Hi,
I’m trying to decide between UIUC (30k/yr) and Cornell (70k/yr) for ChemE. I’m in state for UIUC, and I have Chancellor’s and James Scholar there. For Cornell, I’m a tradition fellow. I’m hoping to go to law school, but my situation is unique in that my parents will pay full for my undergrad and can afford both, but they won’t pay for law school so going to a cheaper undergrad isn’t necessarily beneficial. I have a lot going for me at UIUC and genuinely love the campus, but people can’t stop talking about the prestige of Cornell. What are your thoughts?
Sounds like you want to be a patent attorney. It may be better to major in ECE or CS but chemical engineering is OK too. In today’s patent landscape, chemical engineering trained patent attorneys have work but electrical engineers, and computer related degrees get more work. Biomedical engineers also have good options. There is simply a lot of filings in medical devices, semiconductors, and anything computer related and a slight shortage of top trained electrical engineers that go to law school.
If you are very good at organic chemistry though, chemical patents are also challenging to draft and there will be work.
Quite a law firms in the midwest seem to prefer electrical/computer engineers, over chemical engineers, is my experience. (I am a materials scientist and patent agent and also worked as a US patent examiner, no law school training ).
To have the best options in patent prosecution later, take a lot of computer related classes if you can fit that in.
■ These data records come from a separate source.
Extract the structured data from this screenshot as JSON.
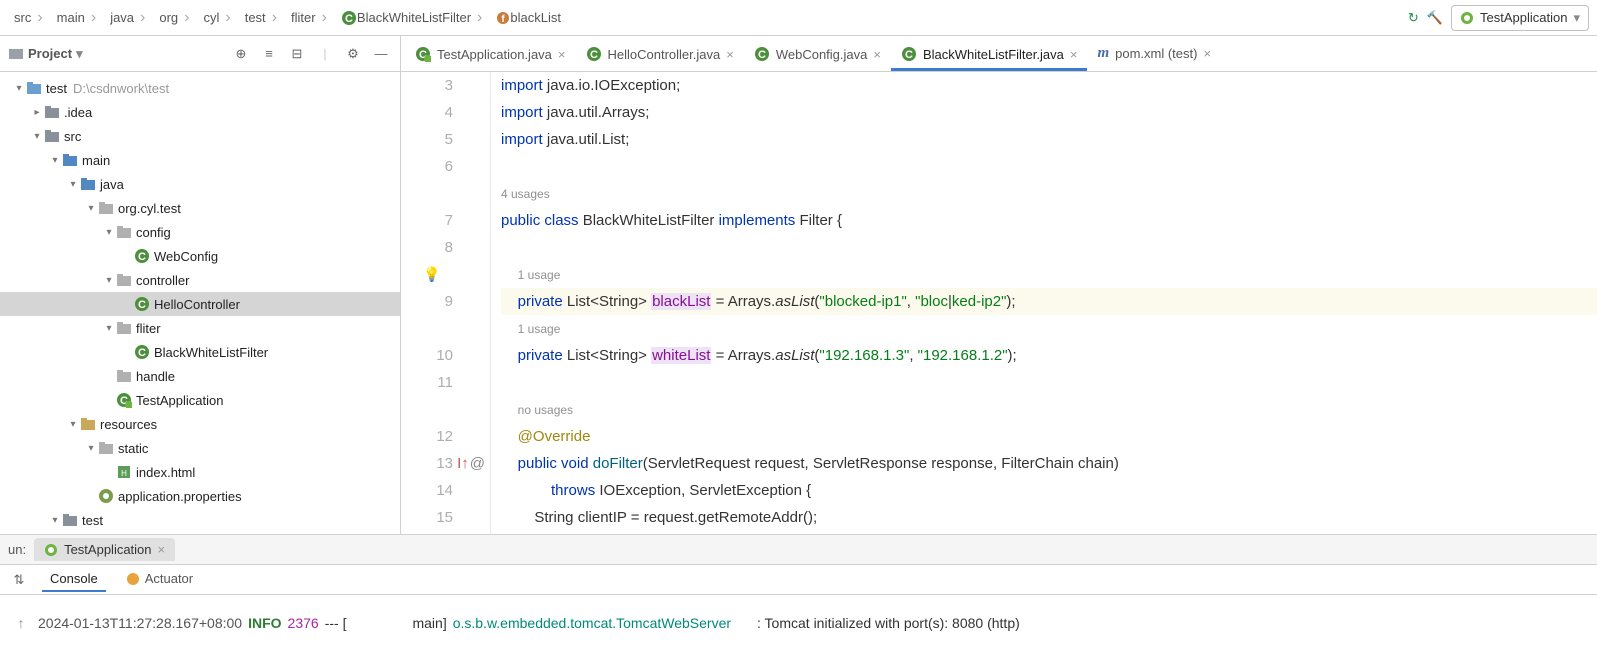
{
  "breadcrumb": [
    "src",
    "main",
    "java",
    "org",
    "cyl",
    "test",
    "fliter",
    "BlackWhiteListFilter",
    "blackList"
  ],
  "breadcrumb_icon_at": 7,
  "breadcrumb_field_at": 8,
  "run_config": "TestApplication",
  "project_panel": {
    "title": "Project"
  },
  "tree": [
    {
      "depth": 0,
      "arrow": "down",
      "icon": "module",
      "label": "test",
      "extra": "D:\\csdnwork\\test"
    },
    {
      "depth": 1,
      "arrow": "right",
      "icon": "folder",
      "label": ".idea"
    },
    {
      "depth": 1,
      "arrow": "down",
      "icon": "folder",
      "label": "src"
    },
    {
      "depth": 2,
      "arrow": "down",
      "icon": "folder-src",
      "label": "main"
    },
    {
      "depth": 3,
      "arrow": "down",
      "icon": "folder-src",
      "label": "java"
    },
    {
      "depth": 4,
      "arrow": "down",
      "icon": "folder-pkg",
      "label": "org.cyl.test"
    },
    {
      "depth": 5,
      "arrow": "down",
      "icon": "folder-pkg",
      "label": "config"
    },
    {
      "depth": 6,
      "arrow": "",
      "icon": "class",
      "label": "WebConfig"
    },
    {
      "depth": 5,
      "arrow": "down",
      "icon": "folder-pkg",
      "label": "controller"
    },
    {
      "depth": 6,
      "arrow": "",
      "icon": "class",
      "label": "HelloController",
      "sel": true
    },
    {
      "depth": 5,
      "arrow": "down",
      "icon": "folder-pkg",
      "label": "fliter"
    },
    {
      "depth": 6,
      "arrow": "",
      "icon": "class",
      "label": "BlackWhiteListFilter"
    },
    {
      "depth": 5,
      "arrow": "",
      "icon": "folder-pkg",
      "label": "handle"
    },
    {
      "depth": 5,
      "arrow": "",
      "icon": "spring",
      "label": "TestApplication"
    },
    {
      "depth": 3,
      "arrow": "down",
      "icon": "folder-res",
      "label": "resources"
    },
    {
      "depth": 4,
      "arrow": "down",
      "icon": "folder-pkg",
      "label": "static"
    },
    {
      "depth": 5,
      "arrow": "",
      "icon": "html",
      "label": "index.html"
    },
    {
      "depth": 4,
      "arrow": "",
      "icon": "props",
      "label": "application.properties"
    },
    {
      "depth": 2,
      "arrow": "down",
      "icon": "folder",
      "label": "test"
    }
  ],
  "editor_tabs": [
    {
      "icon": "spring",
      "label": "TestApplication.java"
    },
    {
      "icon": "class",
      "label": "HelloController.java"
    },
    {
      "icon": "class",
      "label": "WebConfig.java"
    },
    {
      "icon": "class",
      "label": "BlackWhiteListFilter.java",
      "active": true
    },
    {
      "icon": "maven",
      "label": "pom.xml (test)"
    }
  ],
  "code_lines": [
    {
      "n": 3,
      "html": "<span class='kw'>import</span> java.io.IOException;"
    },
    {
      "n": 4,
      "html": "<span class='kw'>import</span> java.util.Arrays;"
    },
    {
      "n": 5,
      "html": "<span class='kw'>import</span> java.util.List;"
    },
    {
      "n": 6,
      "html": ""
    },
    {
      "n": "",
      "html": "<span class='usage'>4 usages</span>"
    },
    {
      "n": 7,
      "html": "<span class='kw'>public class</span> BlackWhiteListFilter <span class='kw'>implements</span> Filter {"
    },
    {
      "n": 8,
      "html": ""
    },
    {
      "n": "",
      "html": "    <span class='usage'>1 usage</span>",
      "bulb": true
    },
    {
      "n": 9,
      "hl": true,
      "html": "    <span class='kw'>private</span> List&lt;String&gt; <span class='field'>blackList</span> = Arrays.<span class='it'>asList</span>(<span class='str'>\"blocked-ip1\"</span>, <span class='str'>\"bloc</span>|<span class='str'>ked-ip2\"</span>);"
    },
    {
      "n": "",
      "html": "    <span class='usage'>1 usage</span>"
    },
    {
      "n": 10,
      "html": "    <span class='kw'>private</span> List&lt;String&gt; <span class='field'>whiteList</span> = Arrays.<span class='it'>asList</span>(<span class='str'>\"192.168.1.3\"</span>, <span class='str'>\"192.168.1.2\"</span>);"
    },
    {
      "n": 11,
      "html": ""
    },
    {
      "n": "",
      "html": "    <span class='usage'>no usages</span>"
    },
    {
      "n": 12,
      "html": "    <span class='ann'>@Override</span>"
    },
    {
      "n": 13,
      "gut": "↑@",
      "html": "    <span class='kw'>public void</span> <span style='color:#00627a'>doFilter</span>(ServletRequest request, ServletResponse response, FilterChain chain)"
    },
    {
      "n": 14,
      "html": "            <span class='kw'>throws</span> IOException, ServletException {"
    },
    {
      "n": 15,
      "html": "        String clientIP = request.getRemoteAddr();"
    }
  ],
  "bottom": {
    "run_label": "TestApplication",
    "tabs": [
      "Console",
      "Actuator"
    ],
    "log": {
      "time": "2024-01-13T11:27:28.167+08:00",
      "level": "INFO",
      "pid": "2376",
      "sep": "--- [",
      "thread": "main]",
      "source": "o.s.b.w.embedded.tomcat.TomcatWebServer",
      "msg": ": Tomcat initialized with port(s): 8080 (http)"
    }
  }
}
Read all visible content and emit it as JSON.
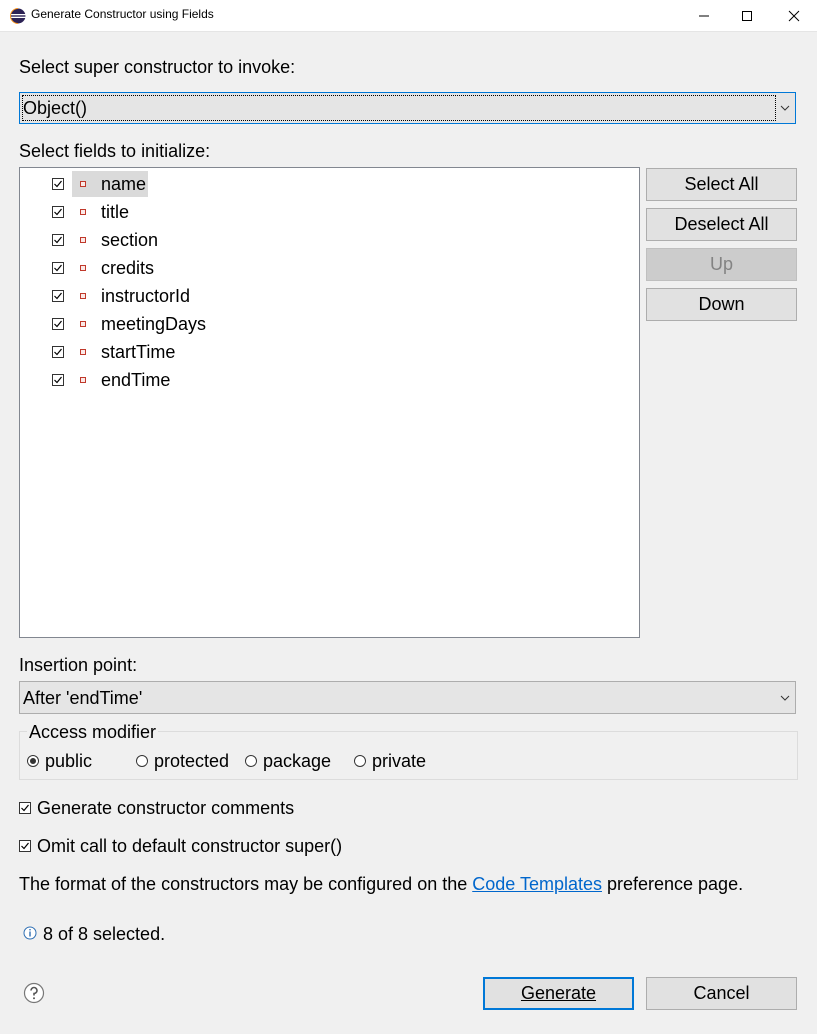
{
  "window": {
    "title": "Generate Constructor using Fields",
    "controls": [
      "minimize",
      "maximize",
      "close"
    ],
    "app_icon": "eclipse-icon"
  },
  "super_constructor": {
    "label": "Select super constructor to invoke:",
    "value": "Object()"
  },
  "fields": {
    "label": "Select fields to initialize:",
    "items": [
      {
        "name": "name",
        "checked": true,
        "selected": true
      },
      {
        "name": "title",
        "checked": true
      },
      {
        "name": "section",
        "checked": true
      },
      {
        "name": "credits",
        "checked": true
      },
      {
        "name": "instructorId",
        "checked": true
      },
      {
        "name": "meetingDays",
        "checked": true
      },
      {
        "name": "startTime",
        "checked": true
      },
      {
        "name": "endTime",
        "checked": true
      }
    ],
    "field_icon": "private-field-icon"
  },
  "buttons": {
    "select_all": "Select All",
    "deselect_all": "Deselect All",
    "up": "Up",
    "down": "Down",
    "generate": "Generate",
    "cancel": "Cancel"
  },
  "insertion": {
    "label": "Insertion point:",
    "value": "After 'endTime'"
  },
  "access_modifier": {
    "title": "Access modifier",
    "options": [
      "public",
      "protected",
      "package",
      "private"
    ],
    "selected": "public"
  },
  "options": {
    "generate_comments": {
      "label": "Generate constructor comments",
      "checked": true
    },
    "omit_super": {
      "label": "Omit call to default constructor super()",
      "checked": true
    }
  },
  "info": {
    "text_before": "The format of the constructors may be configured on the ",
    "link": "Code Templates",
    "text_after": " preference page."
  },
  "status": {
    "text": "8 of 8 selected.",
    "icon": "info-icon"
  },
  "help": {
    "icon": "help-icon"
  },
  "colors": {
    "accent": "#0078d7",
    "link": "#0066cc",
    "background": "#f0f0f0"
  }
}
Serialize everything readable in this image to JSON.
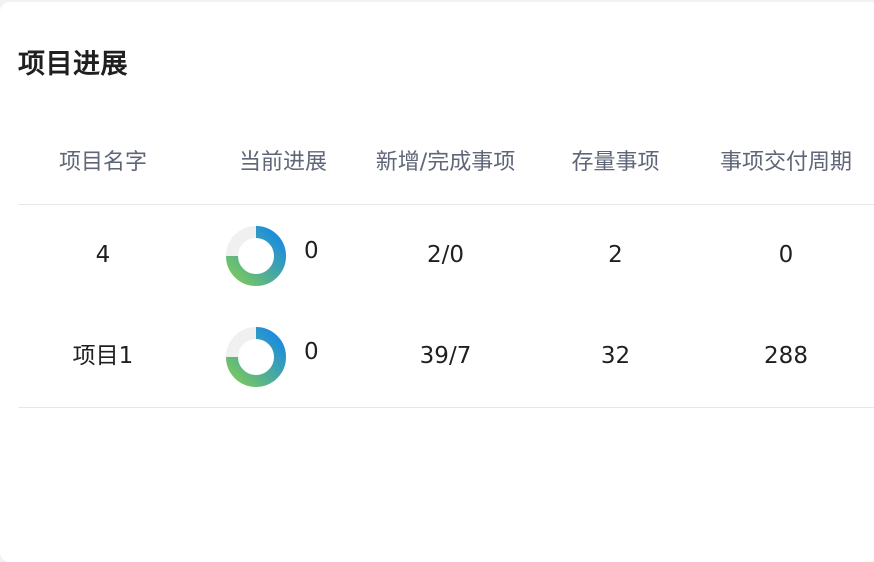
{
  "card": {
    "title": "项目进展"
  },
  "table": {
    "headers": [
      "项目名字",
      "当前进展",
      "新增/完成事项",
      "存量事项",
      "事项交付周期"
    ],
    "rows": [
      {
        "name": "4",
        "progress": "0",
        "added_completed": "2/0",
        "stock": "2",
        "delivery_cycle": "0"
      },
      {
        "name": "项目1",
        "progress": "0",
        "added_completed": "39/7",
        "stock": "32",
        "delivery_cycle": "288"
      }
    ]
  },
  "colors": {
    "ring_track": "#f0f0f0",
    "ring_gradient_start": "#7cc95b",
    "ring_gradient_end": "#1488e8",
    "header_text": "#5f6678",
    "body_text": "#1f1f1f"
  },
  "icons": [
    "progress-donut-icon"
  ]
}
Take a lot of reading and writing classes too. You need a high GPA, a top LSAT score. With that, I think New York State law schools will favor Cornell grads. New York has some very top law programs but Illinois offers many good law programs as well. I think there may be very SLIGHT regional preferences at some law programs. UIUC is a very big school, so you will have a bit less personal attention. Look up pre law advising at both schools and get a sense for what is offered. My sense is Cornell will be a bit more personal but harder to earn As in chemical engineering.
Also look up law programs that focus on IP law now, and see what they require to get in. Doing your homework on law schools now may be slightly helpful to make up your mind between UIUC and Cornell.
The USPTO used to send US Patent Examiners to law school, after working one’s way to GS-12, I think. It takes a few years to get to that pay curve. That benefit may come and go, depending on the administration, but you can get a lot of legal training and get payed while working as a US Patent Examiner at the PTO. There are now a number of locations for satelite offices, Virginia being the large central PTO, but offices are in Denver, San Jose CA , Dallas and Detroit. It may be a good way to save money for law school. Law schools LOVE accepting US Patent Examiners.